The post-failover topology is:
The reason pglogical must run on the provider's replica, and the provider's replica must use a physical replication slot, is due to limitations in PostgreSQL itself.
Normally when a PostgreSQL instance is replaced by a promoted physical replica of the same instance, any replication slots on that node are lost. Replication slot status is not itself replicated along physical replication connections and does not appear in WAL. So if the failed-and-replaced node was the upstream provider of any logical subscribers, those subscribers stop being able to receive data and cannot recover. Physical failover breaks logical replication connections.
To work around this, pglogical3 running on the failover-candidate replica syncs
the state of the master provider's logical replication slot(s) to the replica.
It also sends information back to the master to ensure that those slots
guarantees' (like catalog_xmin
) are respected by the master. That
synchronization requires a physical replication slot to avoid creating
excessive master bloat and to ensure the reservation is respected by the master
even if the replication connection is broken.
Subscriber failover setup
pglogical automatically follows failover of a subscriber to a streaming physical replica of the subscriber. No additional configuration is required.
WARNING: At present it's possible for the promoted subscriber to lose some
transactions that were committed on the failed subscriber and confirmed-flushed
to the provider, but not yet replicated to the new subscriber at the time of
promotion. That's because the provider will silently start replication at the
greater of the position the subscriber sends from its replication origin and
the position the master has recorded in its slot's confirmed_flush_lsn
.
Where possible you should execute a planned failover by stopping the subscription on Subscriber1 and waiting until Subscriber2 is caught up to Subscriber1 before failing over.
Given the server topology:
Upon promotion of Subscriber2 to replace a failed Subscriber1, logical replication will resume normally. It doesn't matter whether Subscriber2 has the same IP address or not.
For replication to resume promptly it may be necessary to explicitly terminate the walsender for Subscriber1 on Provider1 if the connection failure is not detected promptly by Provider1. pglogical enables TCP keepalives by default so in the absence of manual action it should exit and release the slot automatically in a few minutes.

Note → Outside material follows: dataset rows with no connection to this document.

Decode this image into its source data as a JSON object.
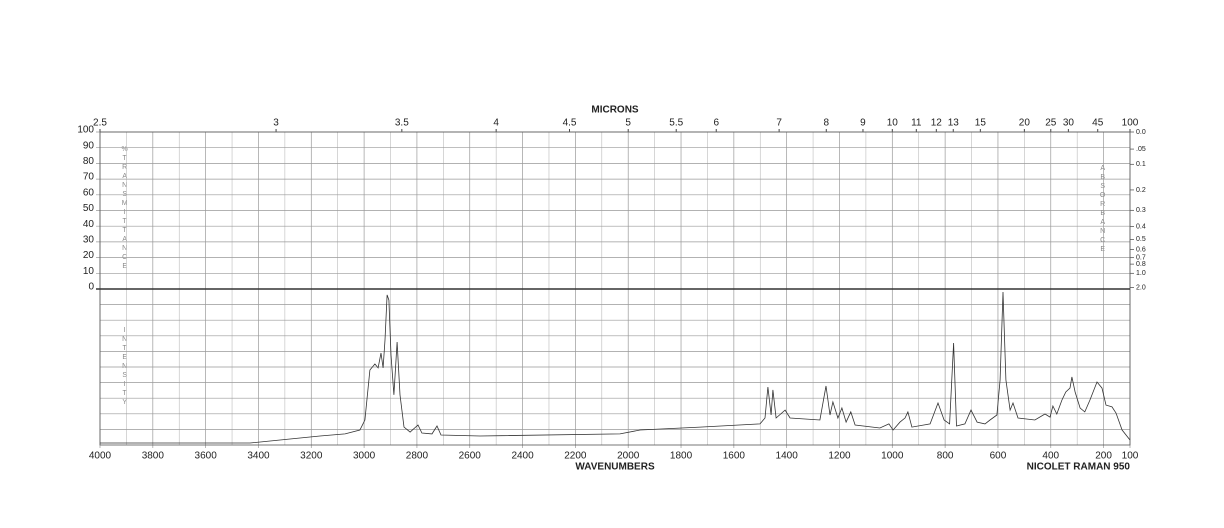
{
  "chart_data": {
    "type": "line",
    "title": "MICRONS",
    "xlabel": "WAVENUMBERS",
    "note": "NICOLET RAMAN 950",
    "ylabel": "%TRANSMITTANCE",
    "yright_label": "ABSORBANCE",
    "y2label": "INTENSITY",
    "xlim": [
      4000,
      100
    ],
    "xticks": [
      4000,
      3800,
      3600,
      3400,
      3200,
      3000,
      2800,
      2600,
      2400,
      2200,
      2000,
      1800,
      1600,
      1400,
      1200,
      1000,
      800,
      600,
      400,
      200,
      100
    ],
    "xminor": [
      3900,
      3700,
      3500,
      3300,
      3100,
      2900,
      2700,
      2500,
      2300,
      2100,
      1900,
      1700,
      1500,
      1300,
      1100,
      900,
      700,
      500,
      300
    ],
    "micron_ticks": [
      2.5,
      3,
      3.5,
      4,
      4.5,
      5,
      5.5,
      6,
      7,
      8,
      9,
      10,
      11,
      12,
      13,
      15,
      20,
      25,
      30,
      45,
      100
    ],
    "ylim": [
      0,
      100
    ],
    "yticks": [
      0,
      10,
      20,
      30,
      40,
      50,
      60,
      70,
      80,
      90,
      100
    ],
    "absorbance_ticks": [
      {
        "value": 0,
        "label": "0.0"
      },
      {
        "value": 0.05,
        "label": ".05"
      },
      0.1,
      0.2,
      0.3,
      0.4,
      0.5,
      0.6,
      0.7,
      0.8,
      {
        "value": 1,
        "label": "1.0"
      },
      {
        "value": 2,
        "label": "2.0"
      }
    ],
    "y2lim": [
      0,
      100
    ],
    "y2grid": [
      10,
      20,
      30,
      40,
      50,
      60,
      70,
      80,
      90
    ],
    "grid": true,
    "series": [
      {
        "color": "#333333",
        "axis": "y2",
        "x": [
          4000,
          3432,
          3318,
          3167,
          3072,
          3016,
          2997,
          2978,
          2959,
          2947,
          2936,
          2928,
          2921,
          2913,
          2906,
          2898,
          2887,
          2875,
          2864,
          2849,
          2826,
          2796,
          2781,
          2743,
          2724,
          2709,
          2561,
          2031,
          1955,
          1728,
          1501,
          1482,
          1471,
          1459,
          1452,
          1440,
          1406,
          1387,
          1274,
          1251,
          1236,
          1225,
          1206,
          1191,
          1175,
          1157,
          1141,
          1047,
          1013,
          997,
          971,
          952,
          941,
          926,
          857,
          827,
          804,
          783,
          768,
          757,
          725,
          702,
          679,
          649,
          630,
          604,
          592,
          581,
          570,
          554,
          543,
          524,
          460,
          422,
          403,
          392,
          377,
          358,
          343,
          327,
          320,
          308,
          289,
          271,
          252,
          225,
          206,
          191,
          168,
          153,
          130,
          100
        ],
        "values": [
          1.3,
          1.3,
          3.2,
          5.8,
          7.1,
          9.6,
          16,
          48.1,
          51.9,
          49.4,
          59,
          49.4,
          67.3,
          96.2,
          92.9,
          57.7,
          32.1,
          66,
          32.1,
          11.5,
          8.3,
          12.8,
          7.7,
          7.1,
          12.2,
          6.4,
          5.8,
          7.1,
          9.6,
          11.5,
          13.5,
          17.3,
          37.2,
          19.2,
          35.3,
          17.3,
          22.4,
          17.3,
          16,
          37.8,
          19.2,
          27.6,
          17.3,
          23.7,
          14.7,
          21.2,
          12.8,
          10.9,
          13.5,
          9.6,
          14.7,
          17.3,
          21.2,
          11.5,
          13.5,
          26.9,
          16,
          13.5,
          65.4,
          12.2,
          13.5,
          22.4,
          14.7,
          13.5,
          16,
          19.2,
          41.7,
          98.1,
          41.7,
          22.4,
          26.9,
          17.3,
          16,
          19.9,
          17.9,
          25,
          19.9,
          28.8,
          34,
          36.5,
          43.6,
          34,
          23.7,
          21.2,
          28.8,
          40.4,
          36.5,
          25.6,
          24.4,
          20.5,
          9.6,
          3.2
        ]
      }
    ]
  }
}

It is important that Subscriber1 be fenced or otherwise conclusively terminated before Subscriber2 is promoted. Otherwise Subscriber1 can interfere with Subscriber2's replication progress tracking on Provider1 and create gaps in the replication stream.
After failover the topology is:
Note: at this time it is possible that there can be a small window of replicated data loss around the window of failover. pglogical on Subscriber1 may send confirmation of receipt of data to Provider1 before ensuring that Subscriber2 has received and flushed that data.
Additional functions
pglogical.sync_failover_slots()
Signal the supervisor to restart the mecanism to synchronize the failover
slots specifyed in the pglogical.synchronize_failover_slot_names
Synopsis
pglogical.syncfailover_slots();
This function should be run on the subscriber.
Legacy: Provider failover with pglogical2 using failover slots
An earlier effort to support failover of logical replication used the "failover slots" patch to PostgreSQL 9.6. This patch is carried in 2ndQPostgres 9.6 (only), but did not get merged into any community PostgreSQL version. pglogical2 supports using 2ndQPostgres and failover slots to follow provider failover.
The failover slots patch is neither required nor supported by pglogical3.
pglogical3 only supports provider failover on PostgreSQL 10 or newer, since
that is the first PostgreSQL version that contains support for sending
catalog_xmin
in hot standby feedback and for logical decoding to follow
timeline switches.
This section is retained to explain the change in failover models and reduce any confusion that may arise when updating from pglogical2 to pglogical3.